Against the Odds
With the FMA's support, four determined medical students got a
needle-exchange bill near the finish line – and their work isn't done.
By Erika D. Peterman
During his public health research, University of Miami
Miller College of Medicine student Hansel Tookes had
seen countless discarded dirty needles and syringes on
Miami's streets – silent evidence of the city's thousands
of injection-drug users. But perhaps the most jarring
moment was when he almost stepped on a needle that
was covered in blood and sitting straight up.

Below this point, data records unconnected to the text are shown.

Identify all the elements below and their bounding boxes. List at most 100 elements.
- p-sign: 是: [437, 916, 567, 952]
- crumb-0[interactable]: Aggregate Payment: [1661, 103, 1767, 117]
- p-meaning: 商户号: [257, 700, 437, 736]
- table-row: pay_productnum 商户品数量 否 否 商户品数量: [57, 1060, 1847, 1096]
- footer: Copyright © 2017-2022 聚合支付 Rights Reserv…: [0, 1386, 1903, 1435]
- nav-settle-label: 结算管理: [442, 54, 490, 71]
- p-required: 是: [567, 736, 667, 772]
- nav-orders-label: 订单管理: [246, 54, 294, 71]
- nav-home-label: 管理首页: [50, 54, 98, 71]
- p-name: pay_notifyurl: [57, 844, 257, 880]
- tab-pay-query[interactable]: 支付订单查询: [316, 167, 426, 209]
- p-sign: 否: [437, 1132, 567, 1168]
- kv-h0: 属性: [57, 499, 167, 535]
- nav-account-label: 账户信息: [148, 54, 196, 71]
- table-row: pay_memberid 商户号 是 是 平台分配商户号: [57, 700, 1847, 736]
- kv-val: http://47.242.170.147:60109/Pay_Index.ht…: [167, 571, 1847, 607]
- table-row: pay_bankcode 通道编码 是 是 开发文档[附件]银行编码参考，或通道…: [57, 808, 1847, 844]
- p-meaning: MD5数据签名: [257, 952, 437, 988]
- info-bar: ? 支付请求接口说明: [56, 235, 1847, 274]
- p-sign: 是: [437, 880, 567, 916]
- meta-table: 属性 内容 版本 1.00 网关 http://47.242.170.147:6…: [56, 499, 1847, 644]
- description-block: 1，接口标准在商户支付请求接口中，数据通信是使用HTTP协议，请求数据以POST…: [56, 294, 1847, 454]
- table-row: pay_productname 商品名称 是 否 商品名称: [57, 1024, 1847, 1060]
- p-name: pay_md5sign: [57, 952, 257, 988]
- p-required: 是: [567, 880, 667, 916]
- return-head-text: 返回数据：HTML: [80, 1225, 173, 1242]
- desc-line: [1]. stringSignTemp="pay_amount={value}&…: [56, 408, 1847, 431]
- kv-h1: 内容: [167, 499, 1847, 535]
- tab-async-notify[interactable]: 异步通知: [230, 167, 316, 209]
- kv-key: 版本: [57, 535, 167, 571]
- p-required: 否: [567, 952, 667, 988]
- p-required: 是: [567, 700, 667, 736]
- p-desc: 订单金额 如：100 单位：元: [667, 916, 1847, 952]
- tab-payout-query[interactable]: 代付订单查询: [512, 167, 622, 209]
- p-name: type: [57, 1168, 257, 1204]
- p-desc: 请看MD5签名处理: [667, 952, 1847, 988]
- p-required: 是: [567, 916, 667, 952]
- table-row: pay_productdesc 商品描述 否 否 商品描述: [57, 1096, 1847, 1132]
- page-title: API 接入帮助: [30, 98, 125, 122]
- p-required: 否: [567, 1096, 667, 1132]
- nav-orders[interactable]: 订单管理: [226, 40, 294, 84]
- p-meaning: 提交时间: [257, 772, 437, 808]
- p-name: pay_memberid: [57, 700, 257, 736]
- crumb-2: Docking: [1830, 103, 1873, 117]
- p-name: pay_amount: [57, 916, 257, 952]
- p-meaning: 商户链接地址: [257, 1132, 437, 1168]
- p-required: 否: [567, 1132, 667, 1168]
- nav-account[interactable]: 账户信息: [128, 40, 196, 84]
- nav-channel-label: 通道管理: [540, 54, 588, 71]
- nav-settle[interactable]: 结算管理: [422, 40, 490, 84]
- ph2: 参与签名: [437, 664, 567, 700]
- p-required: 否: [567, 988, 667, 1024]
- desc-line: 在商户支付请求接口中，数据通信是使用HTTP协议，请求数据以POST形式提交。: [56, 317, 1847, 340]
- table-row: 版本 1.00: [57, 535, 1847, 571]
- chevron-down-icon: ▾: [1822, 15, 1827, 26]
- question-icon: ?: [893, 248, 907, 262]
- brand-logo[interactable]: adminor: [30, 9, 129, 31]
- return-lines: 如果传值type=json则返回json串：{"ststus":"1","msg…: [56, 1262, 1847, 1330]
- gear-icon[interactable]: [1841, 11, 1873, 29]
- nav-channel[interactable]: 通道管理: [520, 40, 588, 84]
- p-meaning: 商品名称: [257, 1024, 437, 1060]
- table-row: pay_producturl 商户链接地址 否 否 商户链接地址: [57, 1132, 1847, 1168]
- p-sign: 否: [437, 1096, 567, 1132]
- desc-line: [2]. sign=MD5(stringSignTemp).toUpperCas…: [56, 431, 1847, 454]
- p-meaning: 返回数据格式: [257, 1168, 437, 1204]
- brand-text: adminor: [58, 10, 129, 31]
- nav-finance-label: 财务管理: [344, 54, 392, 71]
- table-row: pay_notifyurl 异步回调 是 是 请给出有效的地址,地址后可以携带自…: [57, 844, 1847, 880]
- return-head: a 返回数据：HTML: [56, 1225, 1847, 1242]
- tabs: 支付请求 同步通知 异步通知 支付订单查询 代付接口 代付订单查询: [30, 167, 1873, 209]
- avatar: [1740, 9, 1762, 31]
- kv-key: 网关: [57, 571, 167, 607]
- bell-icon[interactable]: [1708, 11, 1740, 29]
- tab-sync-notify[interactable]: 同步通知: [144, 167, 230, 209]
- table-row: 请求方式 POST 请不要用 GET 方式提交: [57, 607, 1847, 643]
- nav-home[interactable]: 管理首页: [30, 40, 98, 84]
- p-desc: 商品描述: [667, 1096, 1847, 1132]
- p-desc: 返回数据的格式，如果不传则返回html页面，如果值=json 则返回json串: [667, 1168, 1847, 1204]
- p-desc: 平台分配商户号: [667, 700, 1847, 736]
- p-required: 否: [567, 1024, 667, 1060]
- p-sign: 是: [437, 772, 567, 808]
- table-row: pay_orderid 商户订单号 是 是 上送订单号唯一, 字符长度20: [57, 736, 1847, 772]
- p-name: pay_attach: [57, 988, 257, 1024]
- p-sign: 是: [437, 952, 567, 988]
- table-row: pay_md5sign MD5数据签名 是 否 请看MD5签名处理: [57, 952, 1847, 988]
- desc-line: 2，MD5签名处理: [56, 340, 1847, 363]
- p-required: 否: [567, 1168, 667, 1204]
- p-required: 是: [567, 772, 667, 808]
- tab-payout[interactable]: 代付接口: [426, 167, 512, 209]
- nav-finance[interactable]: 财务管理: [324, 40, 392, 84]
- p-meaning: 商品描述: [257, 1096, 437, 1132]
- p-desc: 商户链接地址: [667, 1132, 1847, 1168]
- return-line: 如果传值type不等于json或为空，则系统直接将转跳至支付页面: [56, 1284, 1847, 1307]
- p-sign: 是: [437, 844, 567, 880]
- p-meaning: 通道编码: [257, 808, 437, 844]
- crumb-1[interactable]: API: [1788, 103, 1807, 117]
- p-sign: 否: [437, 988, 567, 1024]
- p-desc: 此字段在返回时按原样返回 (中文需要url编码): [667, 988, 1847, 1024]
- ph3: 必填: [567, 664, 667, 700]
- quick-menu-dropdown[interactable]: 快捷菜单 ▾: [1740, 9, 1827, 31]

Miles away in Florida's capital, Tookes and his fellow
FMA Medical Student Section (MSS) members, Chanelle
Diaz, Dyani Loo and Marek Hirsch, were fighting for
legislation to prevent people from becoming victims of
such incidents. During the 2013 Florida legislative
session, the four were the biggest advocates for SB 808,
an FMA-supported bill that sought to establish a pilot
program in Miami-Dade County allowing injection-drug
users to exchange dirty needles and syringes for clean
ones. Though the bill didn't pass the Legislature, its
progress to the Senate floor is a remarkable case study
that shows the power of getting involved.
'Without the FMA, there's no way we
would have gone as far as we did.'
Early on, a legislative aide told Tookes that SB 808 wouldn't survive its first committee stop in the
House.
"Starting out, we never knew how far it would get," said Tookes, a fourth-year student whose research
inspired the legislation. "Coming up and seeing that our research and our advocacy could actually
effect change on a statewide level or, in this case, the city of Miami, was an amazing feeling."
The movement to create a needle-exchange program is far from over. With some political wind at their
backs, advocates for SB 808 are already preparing to revive the measure and get it passed next year.